In that column last Saturday Robert Crampton announced that he did not like libraries. “Half an hour in tome-town and I’m practically in a coma.’’
And I was almost buried for a working lifetime in a library. As soon as the law allowed them to unlock the gate of the local grammar school, I escaped into the free world.
I had to see a careers officer.
“Why do you want to be a journalist?’’ he asked with a withering look. (Oh dear. Two witherings in one column. Am I that kind of person?)
“Want to write,’’ I mumbled. “Meet people.’’
“No jobs going on the local weekly paper.
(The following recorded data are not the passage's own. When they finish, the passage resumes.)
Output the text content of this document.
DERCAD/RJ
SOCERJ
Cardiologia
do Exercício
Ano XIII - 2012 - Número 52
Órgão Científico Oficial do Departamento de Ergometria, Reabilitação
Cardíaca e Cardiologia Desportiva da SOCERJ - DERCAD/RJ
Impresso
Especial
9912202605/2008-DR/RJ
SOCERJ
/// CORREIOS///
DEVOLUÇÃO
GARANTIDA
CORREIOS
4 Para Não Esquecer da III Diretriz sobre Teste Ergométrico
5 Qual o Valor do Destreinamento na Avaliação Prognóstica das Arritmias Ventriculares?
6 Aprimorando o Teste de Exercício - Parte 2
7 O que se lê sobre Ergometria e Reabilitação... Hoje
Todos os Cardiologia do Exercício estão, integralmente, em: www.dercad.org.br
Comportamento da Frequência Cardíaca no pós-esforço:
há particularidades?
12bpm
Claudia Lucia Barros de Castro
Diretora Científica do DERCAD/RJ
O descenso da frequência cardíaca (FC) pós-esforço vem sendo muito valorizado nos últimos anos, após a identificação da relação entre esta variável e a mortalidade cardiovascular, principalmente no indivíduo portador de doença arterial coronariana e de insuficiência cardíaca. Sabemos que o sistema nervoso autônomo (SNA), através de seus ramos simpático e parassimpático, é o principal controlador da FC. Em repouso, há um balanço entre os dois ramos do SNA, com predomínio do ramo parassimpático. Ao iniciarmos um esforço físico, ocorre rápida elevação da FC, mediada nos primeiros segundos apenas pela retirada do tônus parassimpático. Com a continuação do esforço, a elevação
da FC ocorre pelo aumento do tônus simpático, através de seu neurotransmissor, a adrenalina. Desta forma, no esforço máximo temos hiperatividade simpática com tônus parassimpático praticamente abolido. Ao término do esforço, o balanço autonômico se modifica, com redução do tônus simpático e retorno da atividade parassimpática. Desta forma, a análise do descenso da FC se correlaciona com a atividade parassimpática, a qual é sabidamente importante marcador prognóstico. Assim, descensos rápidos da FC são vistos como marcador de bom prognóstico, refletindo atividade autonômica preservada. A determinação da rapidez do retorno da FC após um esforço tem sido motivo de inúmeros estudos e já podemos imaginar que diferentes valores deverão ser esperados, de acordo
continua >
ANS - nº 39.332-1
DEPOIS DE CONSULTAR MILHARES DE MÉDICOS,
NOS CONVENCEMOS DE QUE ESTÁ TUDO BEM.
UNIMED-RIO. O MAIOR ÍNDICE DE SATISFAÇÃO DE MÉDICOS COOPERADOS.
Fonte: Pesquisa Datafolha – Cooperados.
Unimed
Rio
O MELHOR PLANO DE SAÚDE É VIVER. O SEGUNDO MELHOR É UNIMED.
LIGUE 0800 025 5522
But there is a job in the public library…’’
So I became a trainee librarian.
A lady arrived every Friday at five minutes to closing time, plonked romantic Barbara Cartlands on the counter with the demand “Four more like these love.’’
I gave her Gibbon’s Decline and Fall, in four volumes, and away she went.
A library was just another prison, with books instead of bars. Not a suitable place for practical jokers.
Eventually, after two years of wearing Air Force blue, I did get a job on weekly paper. And one of the first chaps I had to interview was the careers officer who had directed me into a book-lined jail.
“Great responsibility,’’ said I innocently. “Directing young people into jobs. Setting up their lives. Do you ever worry about steering them in the wrong direction?’’
Yes, he recognised me. Yes, he was embarrassed.
Such a rewarding job, journalism.
But now I think of might-have-beens. What elses, if not a journalist.
I know. A paramedic. Chasing out to the scene of a major disaster. Never knowing what the next day would bring.
But there you go. It must be in the blood. A genetic need for excitement and novelty.